Estudar e aprender alguma coisa verdadeira e útil não dói muito e, com o exercício, pode até se tornar uma atividade agradável. Vou tentar exemplificar isso aqui, mostrando como é fácil encontrar graficamente a sombra de uma haste vertical, com uma boa aproximação, no caso particular de o observador estar voltado para a fonte de luz. Se você for uma daquelas pessoas iludidas pelos espertalhões que querem passar uma borracha na História e na Ciência para começar tudo de novo do jeito deles a partir do zero, é bom saber que talvez não seja tarde para libertar sua mente. Se quiser tentar, faça um pequeno esforço e acompanhe minhas explicações.

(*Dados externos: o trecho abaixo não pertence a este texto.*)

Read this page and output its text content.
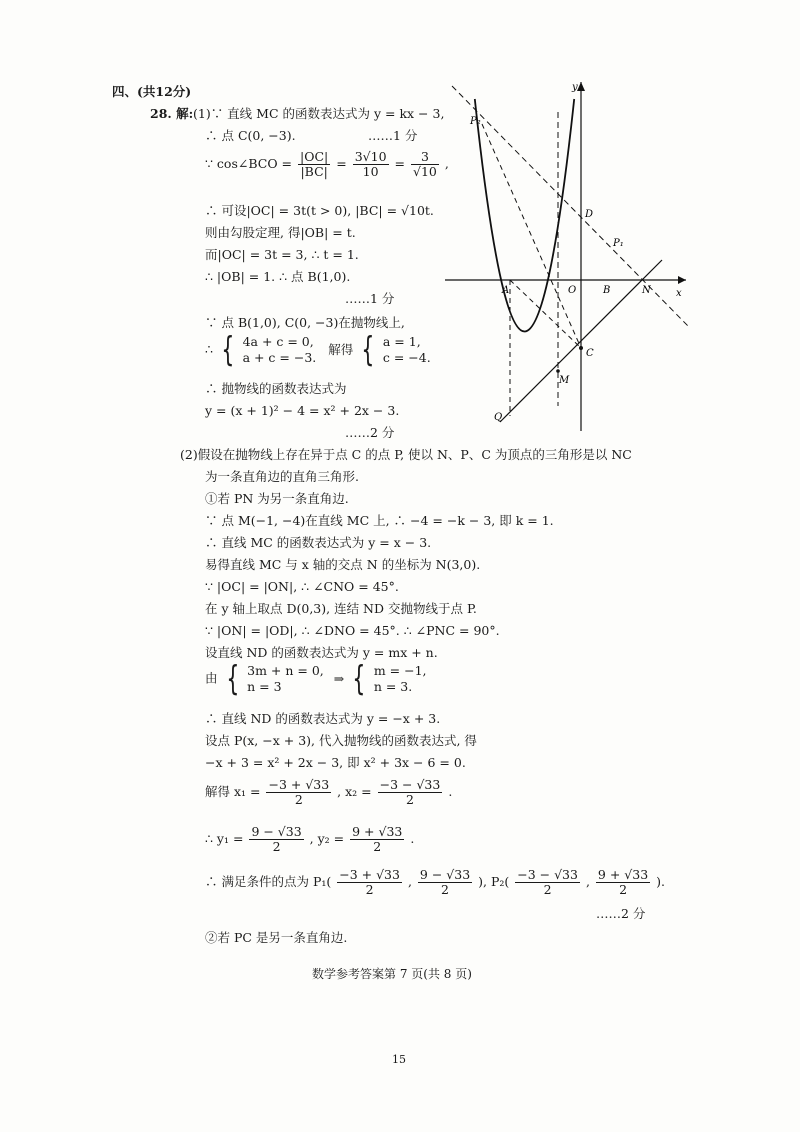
四、(共12分)
28. 解: (1)∵ 直线 MC 的函数表达式为 y = kx − 3,
∴ 点 C(0, −3).	……1 分
∵ cos∠BCO = $\frac{|OC|}{|BC|} = \frac{3√10}{10} = \frac{3}{√10}$ ,
∴ 可设|OC| = 3t(t > 0), |BC| = √10t.
则由勾股定理, 得|OB| = t.
而|OC| = 3t = 3, ∴ t = 1.
∴ |OB| = 1. ∴ 点 B(1,0).
……1 分
∵ 点 B(1,0), C(0, −3)在抛物线上,
∴ { 4a + c = 0,
a + c = −3.
解得 { a = 1,
c = −4.
∴ 抛物线的函数表达式为
y = (x + 1)² − 4 = x² + 2x − 3.
……2 分
y
x
P₂
P₁
D
A	O	B	N
C
M
Q
(2)假设在抛物线上存在异于点 C 的点 P, 使以 N、P、C 为顶点的三角形是以 NC
为一条直角边的直角三角形.
①若 PN 为另一条直角边.
∵ 点 M(−1, −4)在直线 MC 上, ∴ −4 = −k − 3, 即 k = 1.
∴ 直线 MC 的函数表达式为 y = x − 3.
易得直线 MC 与 x 轴的交点 N 的坐标为 N(3,0).
∵ |OC| = |ON|, ∴ ∠CNO = 45°.
在 y 轴上取点 D(0,3), 连结 ND 交抛物线于点 P.
∵ |ON| = |OD|, ∴ ∠DNO = 45°. ∴ ∠PNC = 90°.
设直线 ND 的函数表达式为 y = mx + n.
由 { 3m + n = 0,
n = 3
⇒ { m = −1,
n = 3.
∴ 直线 ND 的函数表达式为 y = −x + 3.
设点 P(x, −x + 3), 代入抛物线的函数表达式, 得
−x + 3 = x² + 2x − 3, 即 x² + 3x − 6 = 0.
解得 $x_1 = \frac{-3 + √33}{2}$ , $x_2 = \frac{-3 - √33}{2}$ .
∴ $y_1 = \frac{9 - √33}{2}$ , $y_2 = \frac{9 + √33}{2}$ .
∴ 满足条件的点为 $P_1( \frac{-3 + √33}{2}$ , $\frac{9 - √33}{2}$ ), $P_2( \frac{-3 - √33}{2}$ , $\frac{9 + √33}{2}$ ).
……2 分
②若 PC 是另一条直角边.
数学参考答案第 7 页(共 8 页)
15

Olhe para a figura 1. Nela está uma fonte de luz distante (L), que pode ser, por exemplo, a Lua vista à noite a partir do solo terrestre ou o Sol visto durante o dia a partir do solo lunar. Acompanhe os passos para a construção da sombra da haste AB (branca), fixada verticalmente sobre um solo plano, horizontal e infinito (esta é a aproximação feita):


1) Trace a reta número 1 (azul), partindo verticalmente da fonte de luz L até chegar à linha do horizonte, onde você deve marcar o ponto F, que é muito importante para a perspectiva.

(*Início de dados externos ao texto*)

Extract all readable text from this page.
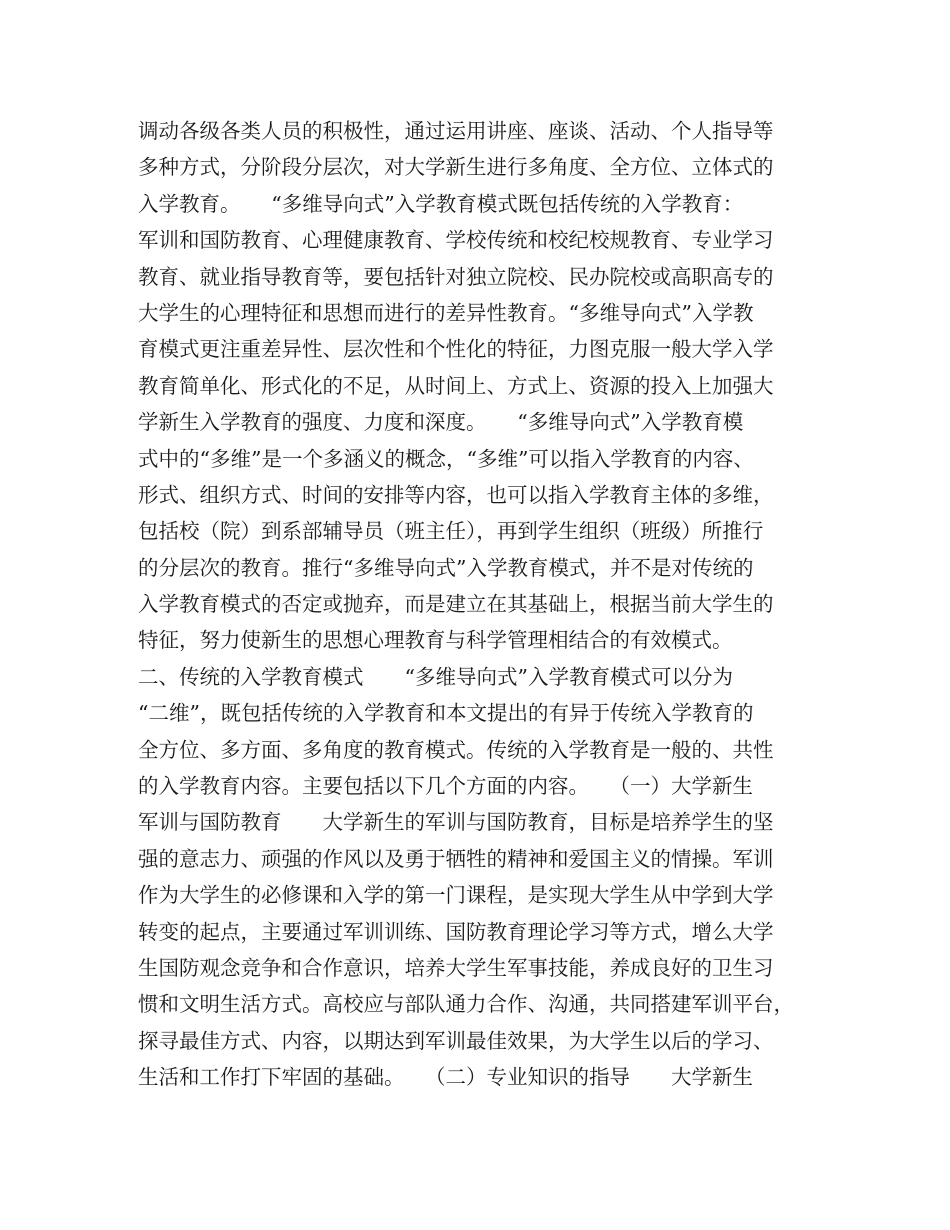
调动各级各类人员的积极性，通过运用讲座、座谈、活动、个人指导等
多种方式，分阶段分层次，对大学新生进行多角度、全方位、立体式的
入学教育。　　“多维导向式”入学教育模式既包括传统的入学教育：
军训和国防教育、心理健康教育、学校传统和校纪校规教育、专业学习
教育、就业指导教育等，要包括针对独立院校、民办院校或高职高专的
大学生的心理特征和思想而进行的差异性教育。“多维导向式”入学教
育模式更注重差异性、层次性和个性化的特征，力图克服一般大学入学
教育简单化、形式化的不足，从时间上、方式上、资源的投入上加强大
学新生入学教育的强度、力度和深度。　　“多维导向式”入学教育模
式中的“多维”是一个多涵义的概念，“多维”可以指入学教育的内容、
形式、组织方式、时间的安排等内容，也可以指入学教育主体的多维，
包括校（院）到系部辅导员（班主任），再到学生组织（班级）所推行
的分层次的教育。推行“多维导向式”入学教育模式，并不是对传统的
入学教育模式的否定或抛弃，而是建立在其基础上，根据当前大学生的
特征，努力使新生的思想心理教育与科学管理相结合的有效模式。
二、传统的入学教育模式　　“多维导向式”入学教育模式可以分为
“二维”，既包括传统的入学教育和本文提出的有异于传统入学教育的
全方位、多方面、多角度的教育模式。传统的入学教育是一般的、共性
的入学教育内容。主要包括以下几个方面的内容。　　（一）大学新生
军训与国防教育　　大学新生的军训与国防教育，目标是培养学生的坚
强的意志力、顽强的作风以及勇于牺牲的精神和爱国主义的情操。军训
作为大学生的必修课和入学的第一门课程，是实现大学生从中学到大学
转变的起点，主要通过军训训练、国防教育理论学习等方式，增么大学
生国防观念竞争和合作意识，培养大学生军事技能，养成良好的卫生习
惯和文明生活方式。高校应与部队通力合作、沟通，共同搭建军训平台，
探寻最佳方式、内容，以期达到军训最佳效果，为大学生以后的学习、
生活和工作打下牢固的基础。　　（二）专业知识的指导　　大学新生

2) Trace a reta número 2 (verde), partindo do ponto F até o ponto B, que é a base da haste. Prolongue esta reta indefinidamente. Ela marca a direção da sombra da haste sobre o solo.

3) Trace a reta número 3 (vermelha), partindo da fonte de luz L até o ponto A da haste. Prolongue esta reta até que ela cruze com a reta número 2. A interseção das retas 2 e 3 nos dá o ponto A', que é a sombra do ponto A. O ponto B', sombra do ponto B, coincide com B, porque este está no solo.

4) Trace a reta (preta) que liga os pontos A' e B', que é a sombra procurada para a haste AB.


Figura 2: Convergência aparente das sombras.

Não é simples? Então, pratique um pouco o método em um rascunho, com um lápis e uma régua, não se esquecendo de que você pode ter dificuldades nas situações que geram sombras infinitas, que são comuns. Isso ocorre quando, no desenho, o comprimento da haste AB for igual a ou maior que o segmento de reta LF (azul). Diante desse e de outros casos excepcionais que não citei, use sua imaginação ou peça ajuda.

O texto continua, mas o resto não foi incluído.